As it turned out, such a tool already exists and this application is based on similar principles, providing the ability to describe ETL transformation as a set of SQL queries and execute them on Spark - Data Build Tool (DBT) The
application is mentioned as an obvious tool for ETL to use. Moreover, you can verify this by looking at how this tool is promoted by Databriks or here by reading the article .

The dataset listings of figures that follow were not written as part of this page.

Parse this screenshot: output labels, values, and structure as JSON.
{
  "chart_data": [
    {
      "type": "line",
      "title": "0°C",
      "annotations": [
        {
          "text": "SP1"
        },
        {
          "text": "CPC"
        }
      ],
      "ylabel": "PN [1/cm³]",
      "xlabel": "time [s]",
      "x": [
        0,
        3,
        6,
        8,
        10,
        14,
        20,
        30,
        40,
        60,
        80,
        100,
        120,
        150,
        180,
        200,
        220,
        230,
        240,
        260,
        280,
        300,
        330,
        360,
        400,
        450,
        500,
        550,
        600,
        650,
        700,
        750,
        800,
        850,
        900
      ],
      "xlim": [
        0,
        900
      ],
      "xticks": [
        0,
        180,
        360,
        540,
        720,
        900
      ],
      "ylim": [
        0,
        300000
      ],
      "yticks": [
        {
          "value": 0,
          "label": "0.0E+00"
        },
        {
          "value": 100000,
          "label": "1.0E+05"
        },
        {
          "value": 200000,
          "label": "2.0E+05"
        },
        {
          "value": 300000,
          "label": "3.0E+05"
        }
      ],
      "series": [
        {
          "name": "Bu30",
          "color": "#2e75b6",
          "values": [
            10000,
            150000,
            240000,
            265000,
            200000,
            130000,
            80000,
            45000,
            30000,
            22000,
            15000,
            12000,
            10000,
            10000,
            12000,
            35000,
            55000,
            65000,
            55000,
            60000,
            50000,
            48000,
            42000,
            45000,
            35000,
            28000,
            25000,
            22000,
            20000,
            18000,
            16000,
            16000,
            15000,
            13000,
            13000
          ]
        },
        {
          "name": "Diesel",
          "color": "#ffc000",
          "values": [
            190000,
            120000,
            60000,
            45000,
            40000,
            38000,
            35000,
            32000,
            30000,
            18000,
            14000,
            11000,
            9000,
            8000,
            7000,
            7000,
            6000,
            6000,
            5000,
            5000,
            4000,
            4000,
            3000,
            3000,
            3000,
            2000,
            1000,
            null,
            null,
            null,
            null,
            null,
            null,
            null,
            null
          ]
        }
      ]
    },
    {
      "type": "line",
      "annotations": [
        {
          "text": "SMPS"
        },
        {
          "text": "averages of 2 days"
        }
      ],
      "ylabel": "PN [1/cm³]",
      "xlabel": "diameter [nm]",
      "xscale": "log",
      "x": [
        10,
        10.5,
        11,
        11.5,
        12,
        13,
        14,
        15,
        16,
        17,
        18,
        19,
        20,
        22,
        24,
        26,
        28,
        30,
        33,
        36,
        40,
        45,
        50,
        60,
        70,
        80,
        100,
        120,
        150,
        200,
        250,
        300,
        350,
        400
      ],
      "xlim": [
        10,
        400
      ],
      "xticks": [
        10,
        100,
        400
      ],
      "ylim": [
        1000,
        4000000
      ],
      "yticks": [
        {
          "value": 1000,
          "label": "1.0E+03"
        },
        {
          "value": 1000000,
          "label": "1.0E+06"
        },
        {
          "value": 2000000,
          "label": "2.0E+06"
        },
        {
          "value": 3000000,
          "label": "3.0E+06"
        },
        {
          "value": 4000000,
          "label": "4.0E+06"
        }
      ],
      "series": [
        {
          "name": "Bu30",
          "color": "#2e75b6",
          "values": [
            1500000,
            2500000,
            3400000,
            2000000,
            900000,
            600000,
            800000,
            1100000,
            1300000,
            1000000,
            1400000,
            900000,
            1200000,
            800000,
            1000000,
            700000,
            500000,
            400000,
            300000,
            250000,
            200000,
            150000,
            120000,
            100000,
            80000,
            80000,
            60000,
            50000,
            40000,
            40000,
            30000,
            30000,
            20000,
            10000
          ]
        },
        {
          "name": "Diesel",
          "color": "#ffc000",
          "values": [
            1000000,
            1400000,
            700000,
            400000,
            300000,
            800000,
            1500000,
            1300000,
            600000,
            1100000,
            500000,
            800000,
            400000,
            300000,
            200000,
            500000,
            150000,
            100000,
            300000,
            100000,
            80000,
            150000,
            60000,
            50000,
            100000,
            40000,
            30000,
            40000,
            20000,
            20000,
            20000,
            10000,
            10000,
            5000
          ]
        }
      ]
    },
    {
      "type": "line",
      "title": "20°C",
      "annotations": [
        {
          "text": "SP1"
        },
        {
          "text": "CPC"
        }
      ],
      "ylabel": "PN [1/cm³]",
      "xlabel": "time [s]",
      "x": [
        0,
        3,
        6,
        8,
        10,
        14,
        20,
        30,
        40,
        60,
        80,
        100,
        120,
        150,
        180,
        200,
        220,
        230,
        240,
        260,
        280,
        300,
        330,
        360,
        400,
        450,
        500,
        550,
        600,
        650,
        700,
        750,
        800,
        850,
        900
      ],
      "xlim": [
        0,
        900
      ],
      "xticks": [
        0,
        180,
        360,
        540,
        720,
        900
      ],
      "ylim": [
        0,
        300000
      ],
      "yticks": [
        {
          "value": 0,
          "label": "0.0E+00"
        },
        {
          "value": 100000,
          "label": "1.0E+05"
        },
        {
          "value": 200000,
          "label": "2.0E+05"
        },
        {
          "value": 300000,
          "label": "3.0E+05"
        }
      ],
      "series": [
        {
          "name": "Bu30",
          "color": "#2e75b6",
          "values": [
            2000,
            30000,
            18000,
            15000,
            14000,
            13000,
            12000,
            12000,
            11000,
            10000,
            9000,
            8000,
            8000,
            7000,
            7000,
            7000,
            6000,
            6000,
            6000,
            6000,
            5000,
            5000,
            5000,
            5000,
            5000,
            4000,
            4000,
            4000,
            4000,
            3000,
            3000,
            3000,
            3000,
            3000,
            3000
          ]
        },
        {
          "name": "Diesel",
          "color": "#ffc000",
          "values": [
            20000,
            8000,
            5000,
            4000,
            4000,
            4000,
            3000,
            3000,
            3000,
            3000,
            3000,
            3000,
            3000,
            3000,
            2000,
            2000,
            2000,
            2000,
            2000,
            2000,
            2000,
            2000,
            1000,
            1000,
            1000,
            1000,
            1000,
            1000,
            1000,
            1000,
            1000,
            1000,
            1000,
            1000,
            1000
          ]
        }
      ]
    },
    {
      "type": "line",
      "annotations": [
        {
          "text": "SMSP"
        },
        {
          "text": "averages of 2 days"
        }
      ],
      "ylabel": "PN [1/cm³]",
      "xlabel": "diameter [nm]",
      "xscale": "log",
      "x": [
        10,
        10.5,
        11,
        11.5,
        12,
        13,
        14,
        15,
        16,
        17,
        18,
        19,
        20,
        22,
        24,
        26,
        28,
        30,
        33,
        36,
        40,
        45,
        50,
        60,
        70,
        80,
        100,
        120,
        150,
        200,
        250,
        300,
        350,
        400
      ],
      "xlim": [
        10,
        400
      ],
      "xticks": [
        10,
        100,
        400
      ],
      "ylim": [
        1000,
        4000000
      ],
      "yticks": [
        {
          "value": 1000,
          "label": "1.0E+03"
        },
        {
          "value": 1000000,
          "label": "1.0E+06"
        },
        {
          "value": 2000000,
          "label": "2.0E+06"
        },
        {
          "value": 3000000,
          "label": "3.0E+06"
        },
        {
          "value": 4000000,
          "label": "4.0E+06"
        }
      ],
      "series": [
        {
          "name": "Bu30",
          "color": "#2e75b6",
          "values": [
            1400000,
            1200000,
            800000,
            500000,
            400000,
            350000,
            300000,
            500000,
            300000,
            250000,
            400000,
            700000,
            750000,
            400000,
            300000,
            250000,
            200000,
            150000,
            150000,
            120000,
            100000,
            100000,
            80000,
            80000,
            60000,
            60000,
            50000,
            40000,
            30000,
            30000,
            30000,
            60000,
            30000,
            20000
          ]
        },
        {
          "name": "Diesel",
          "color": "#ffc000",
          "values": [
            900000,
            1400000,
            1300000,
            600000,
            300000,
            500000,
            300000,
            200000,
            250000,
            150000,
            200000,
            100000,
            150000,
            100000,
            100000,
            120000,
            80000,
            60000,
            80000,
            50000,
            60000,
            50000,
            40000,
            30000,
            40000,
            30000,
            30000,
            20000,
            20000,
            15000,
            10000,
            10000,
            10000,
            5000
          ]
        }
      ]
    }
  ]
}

I myself really liked this material: DBT (Data Build Tool) Tutorial from Fishtown Analytics
DBT offers to conduct an ETL transformation project in the form of a hierarchy of SQL queries, supports a templating engine, checks the validity of query references to each other, generates autotests and documentation. In addition, it supports various query execution environments, is able to create a dependency graph of project tasks. It is distributed free of charge, but it also contains paid versions with support for the development environment, and is also supported by many other tools: for example, there are many materials on the Dagster - DBT bundle.
How does DBT manage the task, according to those who have had to solve the same problems on their own?
The most interesting, as always, is hidden in the details, so it is interesting to see them.
Great, let's try this app. What does the product offer?
- Spark. . DBT , , Spark. Spark : Thrift Server ;
- SQL . DBT – SQL , , – DBT, ;
- . : , , ;
- . DBT , ;
- . DBT Ninja Template ;
- DBT addhook-, , id ;
- DBT , , .
In general, there is everything that one way or another met in such projects and that had to be added to our own developments.
The only thing I had to tinker with, and it turned out to be unexpected, was connecting to Spark. DBT offers various options for executing requests. We are only interested in Spark for connecting to which there are also different options. Since we are talking about our own clusters running Cloudera, we are left with the Spark Thrift server option. And then suddenly it turns out that Cloudera includes Spark in the distribution without a Thrift server.
It turns out that they think you need Impala, so they diligently build a Spark distribution without Thrift and happily include it in the cluster distribution.
Who is to blame is clear. What to do?
Download the required Spark distribution kit, install it on the cluster node. Specify in the settings a link to / etc / hadoop / conf. We launch Spark Thrift Server from the distribution kit, after which we specify the host-port of our Thrift server in the DBT settings.
Maybe someone knows another way? I did not find. OK. We create a test project. Configuring a DBT Profile:
In a project, a model that accesses queries from one of the Hive tables to verify that the settings have been read.
First, we check that the DBT sees Spark.
DBT debug
Now we check the test model, which makes a Spark request to Hive:
Connected, requests pass, everything is fine.